Time and again, James Corner will toss the phrases “big city” and “big nature” together into the same sentence, let them bob and bang around on each other, and see what comes out. It’s woven into his personal history, growing up around the “tough” industrial urban environment of Manchester, England, while hiking and rock climbing in the Lake District every weekend. Creating such juxtapositions is what he most likes to do in urban landscape design today. His New York–based firm, James Corner Field Operations, has a $6 million contract to redesign Seattle’s one-and-three-quarter-mile downtown waterfront. They completed the conceptual design last summer and began the schematic design early this year. Construction is scheduled to begin in 2014. What has him stoked is that we’re offering so much of both: city and nature.
What attracts you about the intersection of city and nature?
I’m a big fan, or big lover, of both worlds. I love big nature on one hand—when I was younger I did a lot of camping and rock climbing and skydiving. And on the other hand I really relate to big cities. New York and London are great in terms of their intensity. So what I’m interested in is working with spaces where you can bring those two together. In Seattle you have a great example of a big city, a city that’s very tough and real and authentic, and at the waterfront it meets a big chunk of nature. Certainly in the psyche of Seattle, Elliott Bay is the front yard, the symbol of nature.
When you first saw the Seattle waterfront, what struck you about the possibilities?
The industriality of the city, particularly the port.
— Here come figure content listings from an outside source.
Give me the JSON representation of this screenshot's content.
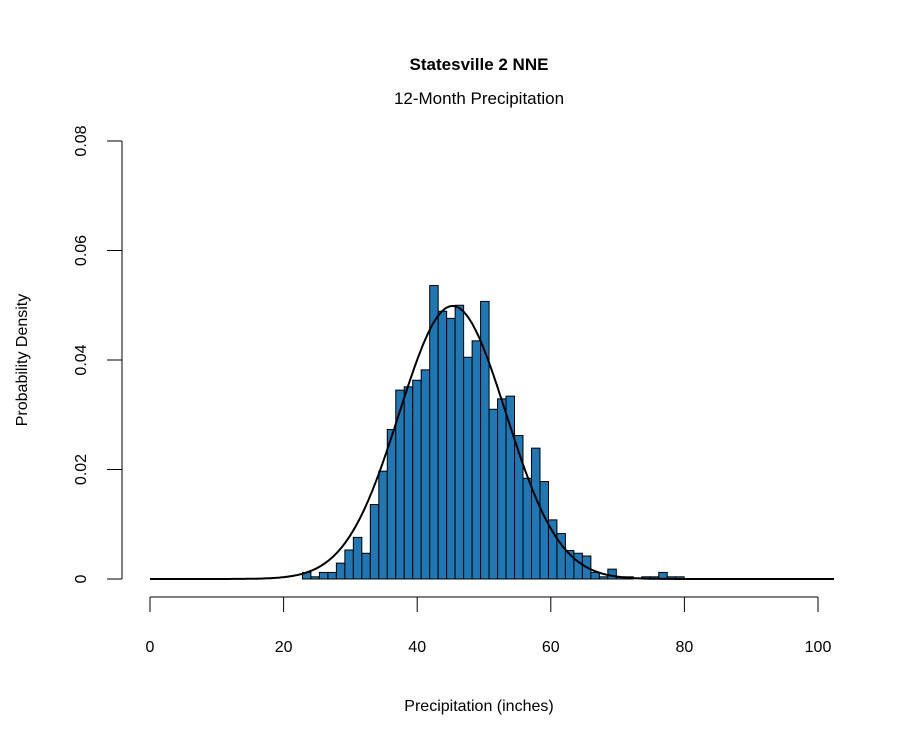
{
  "chart_data": {
    "type": "bar",
    "title": "Statesville 2 NNE",
    "subtitle": "12-Month Precipitation",
    "xlabel": "Precipitation (inches)",
    "ylabel": "Probability Density",
    "xlim": [
      0,
      102.6
    ],
    "ylim": [
      0,
      0.08
    ],
    "x_ticks": [
      "0",
      "20",
      "40",
      "60",
      "80",
      "100"
    ],
    "y_ticks": [
      "0",
      "0.02",
      "0.04",
      "0.06",
      "0.08"
    ],
    "bin_start": 22.82,
    "bin_width": 1.27,
    "density": [
      0.0012,
      0.0004,
      0.0012,
      0.0012,
      0.0029,
      0.0053,
      0.0076,
      0.0047,
      0.0136,
      0.0197,
      0.0273,
      0.0345,
      0.0351,
      0.0363,
      0.0382,
      0.0536,
      0.0489,
      0.0476,
      0.05,
      0.0405,
      0.0435,
      0.0507,
      0.031,
      0.0329,
      0.0334,
      0.0262,
      0.0184,
      0.0239,
      0.0178,
      0.0108,
      0.0083,
      0.0052,
      0.0047,
      0.0042,
      0.0012,
      0.0004,
      0.0018,
      0.0004,
      0.0004,
      0.0,
      0.0004,
      0.0004,
      0.0012,
      0.0004,
      0.0004
    ],
    "fit_curve": {
      "type": "normal",
      "mean": 45.3,
      "sd": 8.0
    },
    "grid": false,
    "bar_color": "#1f77b4",
    "curve_color": "#000000"
  }
}
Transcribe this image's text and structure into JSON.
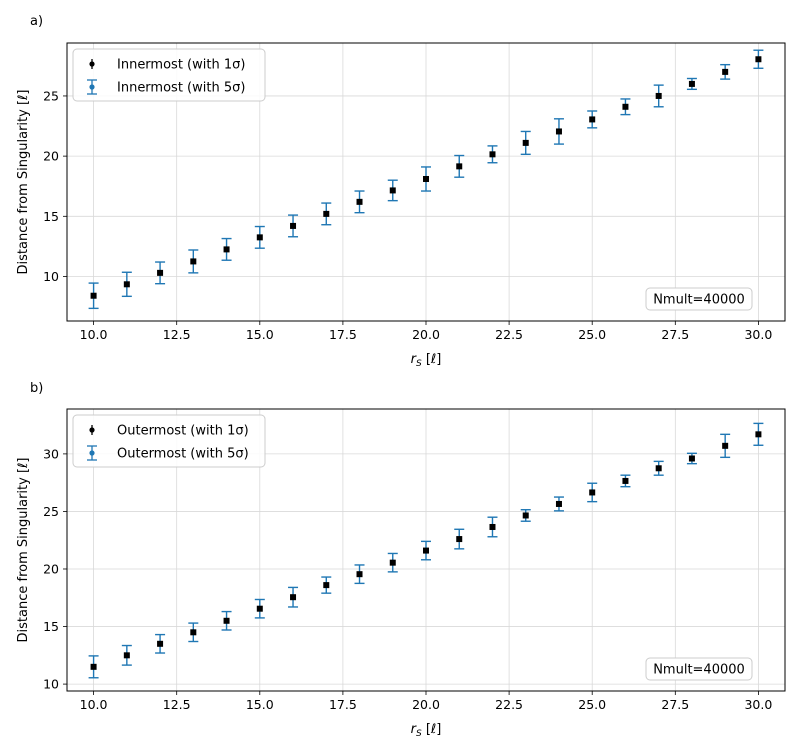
{
  "chart_data": [
    {
      "type": "scatter",
      "panel_label": "a)",
      "xlabel_base": "r",
      "xlabel_sub": "S",
      "xlabel_unit": "[ℓ]",
      "ylabel": "Distance from Singularity [ℓ]",
      "xlim": [
        9.2,
        30.8
      ],
      "ylim": [
        6.3,
        29.4
      ],
      "xticks": [
        "10.0",
        "12.5",
        "15.0",
        "17.5",
        "20.0",
        "22.5",
        "25.0",
        "27.5",
        "30.0"
      ],
      "xtick_values": [
        10,
        12.5,
        15,
        17.5,
        20,
        22.5,
        25,
        27.5,
        30
      ],
      "yticks": [
        "10",
        "15",
        "20",
        "25"
      ],
      "ytick_values": [
        10,
        15,
        20,
        25
      ],
      "grid": true,
      "legend_position": "top-left",
      "annotation": "Nmult=40000",
      "x": [
        10,
        11,
        12,
        13,
        14,
        15,
        16,
        17,
        18,
        19,
        20,
        21,
        22,
        23,
        24,
        25,
        26,
        27,
        28,
        29,
        30
      ],
      "series": [
        {
          "name": "Innermost (with 1σ)",
          "color": "#000000",
          "y": [
            8.4,
            9.35,
            10.3,
            11.25,
            12.25,
            13.25,
            14.2,
            15.2,
            16.2,
            17.15,
            18.1,
            19.15,
            20.15,
            21.1,
            22.05,
            23.05,
            24.1,
            25.0,
            26.0,
            27.0,
            28.05
          ],
          "err": [
            0.15,
            0.15,
            0.15,
            0.15,
            0.15,
            0.15,
            0.15,
            0.15,
            0.15,
            0.15,
            0.15,
            0.15,
            0.15,
            0.15,
            0.15,
            0.15,
            0.15,
            0.15,
            0.15,
            0.15,
            0.15
          ]
        },
        {
          "name": "Innermost (with 5σ)",
          "color": "#1f77b4",
          "y": [
            8.4,
            9.35,
            10.3,
            11.25,
            12.25,
            13.25,
            14.2,
            15.2,
            16.2,
            17.15,
            18.1,
            19.15,
            20.15,
            21.1,
            22.05,
            23.05,
            24.1,
            25.0,
            26.0,
            27.0,
            28.05
          ],
          "err": [
            1.05,
            1.0,
            0.9,
            0.95,
            0.9,
            0.9,
            0.9,
            0.9,
            0.9,
            0.85,
            1.0,
            0.9,
            0.7,
            0.95,
            1.05,
            0.7,
            0.65,
            0.9,
            0.45,
            0.6,
            0.75
          ]
        }
      ]
    },
    {
      "type": "scatter",
      "panel_label": "b)",
      "xlabel_base": "r",
      "xlabel_sub": "S",
      "xlabel_unit": "[ℓ]",
      "ylabel": "Distance from Singularity [ℓ]",
      "xlim": [
        9.2,
        30.8
      ],
      "ylim": [
        9.4,
        33.9
      ],
      "xticks": [
        "10.0",
        "12.5",
        "15.0",
        "17.5",
        "20.0",
        "22.5",
        "25.0",
        "27.5",
        "30.0"
      ],
      "xtick_values": [
        10,
        12.5,
        15,
        17.5,
        20,
        22.5,
        25,
        27.5,
        30
      ],
      "yticks": [
        "10",
        "15",
        "20",
        "25",
        "30"
      ],
      "ytick_values": [
        10,
        15,
        20,
        25,
        30
      ],
      "grid": true,
      "legend_position": "top-left",
      "annotation": "Nmult=40000",
      "x": [
        10,
        11,
        12,
        13,
        14,
        15,
        16,
        17,
        18,
        19,
        20,
        21,
        22,
        23,
        24,
        25,
        26,
        27,
        28,
        29,
        30
      ],
      "series": [
        {
          "name": "Outermost (with 1σ)",
          "color": "#000000",
          "y": [
            11.5,
            12.5,
            13.5,
            14.5,
            15.5,
            16.55,
            17.55,
            18.6,
            19.55,
            20.55,
            21.6,
            22.6,
            23.65,
            24.65,
            25.65,
            26.65,
            27.65,
            28.75,
            29.6,
            30.7,
            31.7
          ],
          "err": [
            0.15,
            0.15,
            0.15,
            0.15,
            0.15,
            0.15,
            0.15,
            0.15,
            0.15,
            0.15,
            0.15,
            0.15,
            0.15,
            0.15,
            0.15,
            0.15,
            0.15,
            0.15,
            0.15,
            0.15,
            0.15
          ]
        },
        {
          "name": "Outermost (with 5σ)",
          "color": "#1f77b4",
          "y": [
            11.5,
            12.5,
            13.5,
            14.5,
            15.5,
            16.55,
            17.55,
            18.6,
            19.55,
            20.55,
            21.6,
            22.6,
            23.65,
            24.65,
            25.65,
            26.65,
            27.65,
            28.75,
            29.6,
            30.7,
            31.7
          ],
          "err": [
            0.95,
            0.85,
            0.8,
            0.8,
            0.8,
            0.8,
            0.85,
            0.7,
            0.8,
            0.8,
            0.8,
            0.85,
            0.85,
            0.5,
            0.6,
            0.8,
            0.5,
            0.6,
            0.45,
            1.0,
            0.95
          ]
        }
      ]
    }
  ]
}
In fact, on the cover of our proposal we didn’t even use a green image. The image was of the port and the bay. That’s very strong; not a lot of cities have that adjacency of industry. I think it’s a big deal that you see these amazing container ships going to Asia. It makes Seattle feel global, connected to a larger world. So you have the industrial activity, the port, the mountains, the water, the air always feeling a little chill—it’s a very strong environment, and it’s Seattle. It’s not San Francisco, it’s not New York, it’s uniquely Seattle. That industrial character with big nature.
So the downtown waterfront shouldn’t just be a pretty walk?
That’s what I feel design does in a lot of places. It just imports a plaza or a square, and it takes something away from what it was originally. We don’t want to do that here. There is a lot of juxtaposition. There is some tension and competing interests. There are some strange adjacencies. These are all things we should keep, rather than trying to make them sweet and clean and take away the original aura. It is hard to do, though—hard not to sanitize.
“This is a city you have to pay attention to. Every street that comes down to the waterfront arrives in a different way.”
What was your process in developing this design? Did you do a lot of walking around?
Sure. This is a city you have to pay attention to. Every street that comes down to the waterfront arrives in a different way. You don’t get that from a map. So yes, there was a lot of walking. And meeting people. Listening to stories.
This is a particularly complicated project because there are so many components to it. On one hand, it’s about how to make great public spaces. But it’s also about how to connect downtown to the waterfront and vice versa, so that psychologically and physically it’s much more interconnected.
It’s also a big transportation project. It’s an important fish corridor. It’s an economic story in that people are concerned about their businesses and the potential transformations or enhancements. The eastern side of Alaskan Way that’s presently the backs of buildings is about to become their fronts. Hopefully there will be restaurants and shops with residential above, creating a whole new neighborhood on the waterfront. So it’s not just a design problem in terms of making it a good-looking place.
Where might Seattle lose its way on this project?
It’s going to struggle with what all big, complicated public projects struggle with, which is maintaining focus, clarity, leadership, and financing. Big projects also have a tendency to sometimes appease differences by choosing the lowest common denominator or the easiest path. But differences are what make it interesting.
There are three things that I think have made it successful to date. The first is that it’s being design led. The design, in a sense, is always ahead, it’s not trying to follow and catch up. The design forces the conversation, and then out of that the design might change or take a different tack. Second, there’s a strong city staff and public agencies. And third, a very strong public interest in the waterfront. As long as those three entities are engaged, we have every chance of success.